In honor of Earth Day...
There are plenty of childrens' books about the environment. One of the most interesting new ones is WORLD WITHOUT FISH by Mark Kurlansky (Workman Publishing, April 2011).
Part graphic novel, part history, part science, with section headings in a very large kid-friendly font, and lots of full-color illustrations throughout, this should appeal to today's internet-savvy readers. Kurlansky touches on global warming, pollution, and overfishing as the three main culprits in why the coral reefs are dying. He offers practical suggestions that kids themselves can follow.
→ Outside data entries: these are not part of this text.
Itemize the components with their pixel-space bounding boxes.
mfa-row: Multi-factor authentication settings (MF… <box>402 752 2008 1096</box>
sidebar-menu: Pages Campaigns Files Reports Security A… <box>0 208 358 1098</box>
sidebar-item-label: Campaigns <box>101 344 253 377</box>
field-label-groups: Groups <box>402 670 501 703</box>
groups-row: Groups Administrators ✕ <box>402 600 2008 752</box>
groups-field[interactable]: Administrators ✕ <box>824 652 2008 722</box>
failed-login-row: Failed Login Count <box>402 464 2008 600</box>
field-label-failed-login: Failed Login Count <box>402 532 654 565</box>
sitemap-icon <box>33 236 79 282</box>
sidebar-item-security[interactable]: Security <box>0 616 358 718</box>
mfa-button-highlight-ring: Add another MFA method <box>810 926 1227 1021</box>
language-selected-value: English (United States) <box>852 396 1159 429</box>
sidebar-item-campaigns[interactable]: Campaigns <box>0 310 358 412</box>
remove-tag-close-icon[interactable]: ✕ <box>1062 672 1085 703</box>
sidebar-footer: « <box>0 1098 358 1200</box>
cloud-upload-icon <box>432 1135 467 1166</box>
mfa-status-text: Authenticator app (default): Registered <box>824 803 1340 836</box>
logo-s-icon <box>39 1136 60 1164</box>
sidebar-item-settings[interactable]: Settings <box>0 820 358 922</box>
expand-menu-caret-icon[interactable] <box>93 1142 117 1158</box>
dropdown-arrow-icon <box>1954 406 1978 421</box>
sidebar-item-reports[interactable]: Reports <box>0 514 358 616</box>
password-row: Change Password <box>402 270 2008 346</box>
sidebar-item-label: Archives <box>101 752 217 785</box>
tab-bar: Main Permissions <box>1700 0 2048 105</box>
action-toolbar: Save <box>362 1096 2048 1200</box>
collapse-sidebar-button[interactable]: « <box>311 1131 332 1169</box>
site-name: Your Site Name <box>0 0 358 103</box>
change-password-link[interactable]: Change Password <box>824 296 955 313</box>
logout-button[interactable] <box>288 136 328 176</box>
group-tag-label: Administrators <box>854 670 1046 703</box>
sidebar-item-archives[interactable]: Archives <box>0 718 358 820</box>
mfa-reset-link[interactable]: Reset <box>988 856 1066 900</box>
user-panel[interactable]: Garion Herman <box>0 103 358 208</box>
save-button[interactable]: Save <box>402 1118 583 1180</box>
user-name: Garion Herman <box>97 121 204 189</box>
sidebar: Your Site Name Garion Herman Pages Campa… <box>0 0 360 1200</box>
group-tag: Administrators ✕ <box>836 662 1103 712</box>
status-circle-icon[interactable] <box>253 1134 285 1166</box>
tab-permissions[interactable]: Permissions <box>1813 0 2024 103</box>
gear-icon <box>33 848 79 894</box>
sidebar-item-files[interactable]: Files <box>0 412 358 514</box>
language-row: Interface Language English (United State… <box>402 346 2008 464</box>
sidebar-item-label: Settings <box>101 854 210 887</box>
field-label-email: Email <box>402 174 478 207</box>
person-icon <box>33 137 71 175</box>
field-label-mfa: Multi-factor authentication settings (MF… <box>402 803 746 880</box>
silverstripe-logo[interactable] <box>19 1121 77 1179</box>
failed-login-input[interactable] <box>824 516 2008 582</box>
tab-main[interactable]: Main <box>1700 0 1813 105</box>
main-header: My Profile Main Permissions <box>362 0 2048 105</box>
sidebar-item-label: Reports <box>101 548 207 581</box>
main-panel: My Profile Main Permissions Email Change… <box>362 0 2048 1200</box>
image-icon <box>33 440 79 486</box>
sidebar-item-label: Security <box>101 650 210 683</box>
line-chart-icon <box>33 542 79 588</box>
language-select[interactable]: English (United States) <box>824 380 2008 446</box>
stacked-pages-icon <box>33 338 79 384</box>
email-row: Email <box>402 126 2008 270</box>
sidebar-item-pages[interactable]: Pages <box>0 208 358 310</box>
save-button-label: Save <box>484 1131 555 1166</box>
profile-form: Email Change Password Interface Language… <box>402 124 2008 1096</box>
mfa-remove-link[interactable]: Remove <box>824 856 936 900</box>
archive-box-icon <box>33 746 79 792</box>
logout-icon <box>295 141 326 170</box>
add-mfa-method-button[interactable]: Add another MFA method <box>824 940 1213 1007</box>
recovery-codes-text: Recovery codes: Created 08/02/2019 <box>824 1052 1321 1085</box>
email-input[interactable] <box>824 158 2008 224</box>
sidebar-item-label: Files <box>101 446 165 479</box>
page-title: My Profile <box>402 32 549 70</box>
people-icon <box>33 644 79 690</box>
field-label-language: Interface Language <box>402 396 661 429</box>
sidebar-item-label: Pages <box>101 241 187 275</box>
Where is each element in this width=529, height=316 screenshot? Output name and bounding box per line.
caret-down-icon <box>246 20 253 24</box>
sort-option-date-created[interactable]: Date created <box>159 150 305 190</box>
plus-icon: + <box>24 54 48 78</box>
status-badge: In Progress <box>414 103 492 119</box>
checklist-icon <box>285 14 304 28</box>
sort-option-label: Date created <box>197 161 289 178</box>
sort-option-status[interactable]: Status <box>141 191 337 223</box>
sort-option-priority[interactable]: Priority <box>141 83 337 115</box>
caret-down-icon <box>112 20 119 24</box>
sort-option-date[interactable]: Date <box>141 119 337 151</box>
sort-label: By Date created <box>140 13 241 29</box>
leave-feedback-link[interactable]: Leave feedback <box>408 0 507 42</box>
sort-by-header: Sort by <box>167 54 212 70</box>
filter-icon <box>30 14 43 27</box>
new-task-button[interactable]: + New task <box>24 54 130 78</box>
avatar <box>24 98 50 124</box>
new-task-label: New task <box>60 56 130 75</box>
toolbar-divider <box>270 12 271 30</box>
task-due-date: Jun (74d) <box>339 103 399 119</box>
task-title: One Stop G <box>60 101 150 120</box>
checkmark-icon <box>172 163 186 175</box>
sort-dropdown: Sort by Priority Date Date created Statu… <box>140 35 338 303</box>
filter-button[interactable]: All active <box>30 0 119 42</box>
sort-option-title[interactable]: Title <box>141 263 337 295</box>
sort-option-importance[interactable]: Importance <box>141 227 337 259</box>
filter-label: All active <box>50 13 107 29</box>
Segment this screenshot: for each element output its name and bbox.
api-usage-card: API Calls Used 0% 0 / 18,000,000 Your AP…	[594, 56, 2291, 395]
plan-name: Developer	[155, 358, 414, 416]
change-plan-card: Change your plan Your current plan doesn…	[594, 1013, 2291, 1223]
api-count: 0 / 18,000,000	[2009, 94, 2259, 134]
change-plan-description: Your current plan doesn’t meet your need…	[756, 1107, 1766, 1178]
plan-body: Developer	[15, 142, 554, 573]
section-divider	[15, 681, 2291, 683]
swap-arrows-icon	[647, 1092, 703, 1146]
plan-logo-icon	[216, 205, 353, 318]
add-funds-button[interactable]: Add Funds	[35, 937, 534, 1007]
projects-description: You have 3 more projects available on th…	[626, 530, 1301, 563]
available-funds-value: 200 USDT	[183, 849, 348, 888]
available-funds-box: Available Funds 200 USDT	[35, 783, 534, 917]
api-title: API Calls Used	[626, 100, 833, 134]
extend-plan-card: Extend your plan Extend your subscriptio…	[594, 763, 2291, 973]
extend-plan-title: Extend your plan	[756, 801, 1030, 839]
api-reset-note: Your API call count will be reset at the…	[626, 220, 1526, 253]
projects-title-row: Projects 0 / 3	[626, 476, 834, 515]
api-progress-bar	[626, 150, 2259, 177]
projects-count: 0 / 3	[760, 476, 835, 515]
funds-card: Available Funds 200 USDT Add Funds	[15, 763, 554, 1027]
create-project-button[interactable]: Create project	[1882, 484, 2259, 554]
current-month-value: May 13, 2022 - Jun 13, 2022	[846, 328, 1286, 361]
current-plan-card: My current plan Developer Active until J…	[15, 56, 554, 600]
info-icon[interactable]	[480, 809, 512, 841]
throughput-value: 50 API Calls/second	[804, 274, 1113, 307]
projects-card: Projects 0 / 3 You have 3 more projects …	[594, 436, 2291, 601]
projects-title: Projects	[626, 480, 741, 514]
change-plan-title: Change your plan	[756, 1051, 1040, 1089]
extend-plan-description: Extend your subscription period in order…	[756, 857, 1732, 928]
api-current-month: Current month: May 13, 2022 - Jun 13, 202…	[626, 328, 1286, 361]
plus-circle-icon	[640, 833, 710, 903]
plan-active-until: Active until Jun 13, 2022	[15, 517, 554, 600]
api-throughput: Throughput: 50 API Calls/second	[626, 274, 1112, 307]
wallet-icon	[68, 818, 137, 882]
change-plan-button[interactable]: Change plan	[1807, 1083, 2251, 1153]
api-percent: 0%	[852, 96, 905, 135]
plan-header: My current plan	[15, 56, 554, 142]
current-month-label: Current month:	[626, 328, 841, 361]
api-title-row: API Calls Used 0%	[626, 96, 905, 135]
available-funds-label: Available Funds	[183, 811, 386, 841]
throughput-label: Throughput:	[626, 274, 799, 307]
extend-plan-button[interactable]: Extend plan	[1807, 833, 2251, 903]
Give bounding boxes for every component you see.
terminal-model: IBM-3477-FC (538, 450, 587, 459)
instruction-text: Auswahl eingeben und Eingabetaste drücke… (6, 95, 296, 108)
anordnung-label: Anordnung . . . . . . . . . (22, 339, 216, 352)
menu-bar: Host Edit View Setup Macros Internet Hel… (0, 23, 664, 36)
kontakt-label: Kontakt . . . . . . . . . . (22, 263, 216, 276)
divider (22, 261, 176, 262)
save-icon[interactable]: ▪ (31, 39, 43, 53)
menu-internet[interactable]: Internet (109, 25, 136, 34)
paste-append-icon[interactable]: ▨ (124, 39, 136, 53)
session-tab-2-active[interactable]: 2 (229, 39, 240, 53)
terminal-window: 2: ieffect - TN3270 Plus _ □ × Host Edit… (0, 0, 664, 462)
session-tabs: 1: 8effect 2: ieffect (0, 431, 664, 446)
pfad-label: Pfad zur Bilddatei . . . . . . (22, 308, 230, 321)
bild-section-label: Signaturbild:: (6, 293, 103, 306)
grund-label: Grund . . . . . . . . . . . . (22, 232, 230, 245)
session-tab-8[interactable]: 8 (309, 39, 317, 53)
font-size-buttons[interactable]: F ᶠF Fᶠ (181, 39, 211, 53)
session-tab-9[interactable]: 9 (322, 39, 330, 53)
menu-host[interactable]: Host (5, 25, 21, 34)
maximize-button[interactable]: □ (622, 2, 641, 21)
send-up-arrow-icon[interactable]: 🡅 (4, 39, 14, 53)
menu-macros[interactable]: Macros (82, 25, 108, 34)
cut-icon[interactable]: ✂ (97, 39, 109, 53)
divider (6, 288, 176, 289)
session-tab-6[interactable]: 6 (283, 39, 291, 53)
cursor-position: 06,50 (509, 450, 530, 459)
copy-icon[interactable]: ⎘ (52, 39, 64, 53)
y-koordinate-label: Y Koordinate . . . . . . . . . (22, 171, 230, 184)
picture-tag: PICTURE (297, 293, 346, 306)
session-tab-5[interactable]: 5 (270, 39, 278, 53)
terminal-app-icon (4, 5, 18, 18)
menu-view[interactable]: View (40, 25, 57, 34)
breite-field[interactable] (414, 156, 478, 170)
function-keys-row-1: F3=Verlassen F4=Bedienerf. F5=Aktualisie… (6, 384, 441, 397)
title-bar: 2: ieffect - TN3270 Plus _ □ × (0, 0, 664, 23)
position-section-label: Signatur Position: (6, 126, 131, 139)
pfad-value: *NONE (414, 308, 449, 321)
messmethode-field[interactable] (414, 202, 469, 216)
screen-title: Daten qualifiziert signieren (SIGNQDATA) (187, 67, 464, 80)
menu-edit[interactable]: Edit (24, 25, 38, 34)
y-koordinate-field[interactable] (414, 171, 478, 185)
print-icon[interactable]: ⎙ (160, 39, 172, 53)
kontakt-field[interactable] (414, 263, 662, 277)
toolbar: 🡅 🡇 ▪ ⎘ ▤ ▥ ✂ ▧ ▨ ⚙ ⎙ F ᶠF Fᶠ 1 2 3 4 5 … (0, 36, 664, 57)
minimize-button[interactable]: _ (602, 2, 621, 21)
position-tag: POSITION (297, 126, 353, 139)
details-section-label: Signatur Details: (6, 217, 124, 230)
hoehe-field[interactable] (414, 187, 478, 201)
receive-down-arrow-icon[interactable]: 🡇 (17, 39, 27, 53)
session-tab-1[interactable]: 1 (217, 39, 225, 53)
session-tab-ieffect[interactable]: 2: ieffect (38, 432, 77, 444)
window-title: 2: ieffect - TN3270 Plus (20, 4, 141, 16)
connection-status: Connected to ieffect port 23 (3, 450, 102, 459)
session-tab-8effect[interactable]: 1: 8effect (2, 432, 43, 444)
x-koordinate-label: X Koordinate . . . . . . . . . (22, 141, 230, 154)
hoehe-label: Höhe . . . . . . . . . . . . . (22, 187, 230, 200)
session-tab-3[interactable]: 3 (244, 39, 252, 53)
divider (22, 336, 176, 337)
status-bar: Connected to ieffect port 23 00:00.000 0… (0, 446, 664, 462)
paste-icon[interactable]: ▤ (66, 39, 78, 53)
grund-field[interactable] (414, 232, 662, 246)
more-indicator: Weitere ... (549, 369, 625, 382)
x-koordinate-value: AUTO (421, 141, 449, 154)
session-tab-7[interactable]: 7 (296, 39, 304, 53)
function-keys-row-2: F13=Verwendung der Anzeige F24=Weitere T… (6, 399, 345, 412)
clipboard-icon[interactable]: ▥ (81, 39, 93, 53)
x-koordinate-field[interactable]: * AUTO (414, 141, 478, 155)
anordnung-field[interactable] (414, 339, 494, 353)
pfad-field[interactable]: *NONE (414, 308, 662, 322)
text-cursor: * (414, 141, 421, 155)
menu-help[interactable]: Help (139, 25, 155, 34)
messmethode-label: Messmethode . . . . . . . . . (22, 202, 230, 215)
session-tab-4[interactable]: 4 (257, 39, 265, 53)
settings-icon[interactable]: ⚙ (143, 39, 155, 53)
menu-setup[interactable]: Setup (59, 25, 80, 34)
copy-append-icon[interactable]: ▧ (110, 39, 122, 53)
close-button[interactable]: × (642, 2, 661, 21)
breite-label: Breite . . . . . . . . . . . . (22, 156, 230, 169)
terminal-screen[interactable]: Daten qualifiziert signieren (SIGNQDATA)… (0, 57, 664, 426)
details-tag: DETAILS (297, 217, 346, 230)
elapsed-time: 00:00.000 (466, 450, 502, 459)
A fun and painless way to learn.
And now for the quotes:
"Here's what an e-reader is: a battery-operated slab... one-half inch thick, perhaps with an aluminum border, rubberized back, plastic, metal, silicon, a bit of gold, plus rare metals such as columbite-tantalite (Google it) ripped from the earth, often in war-torn Africa. To make one e-reader requires 33 pounds of minerals, plus 79 gallons of water to refine the minerals and produce the battery and printed writing."
"Then you figure that the 100 million e-readers will be outmoded in short order, to be replaced by 100 million new and improved devices."
"Here's what it takes to make a book, which... will be shared by many readers and preserved and appreciated... recycled paper, a dash of minerals, and two gallons of water. Batteries not necessary. If trees are harvested, they can be replanted."
All of the above quotes are from a PW article, "Books Without Batteries: The Negative Impacts of Technology," by Bill Henderson, April 11, 2011.
Henderson was summarizing a New York Times article from April 4, 2011. According to that article, "OP CHART: How Green is My I-Pad," by Daniel Goleman and Gregory Norris, "The adverse health impacts [on the general public] from making one e-reader are estimated to be 70 times greater than those for making a single book."
(I urge you to click on the links and read the full articles.)
Still enjoy your e-reader? Do you agree or disagree that e-readers are actually worse for the environment?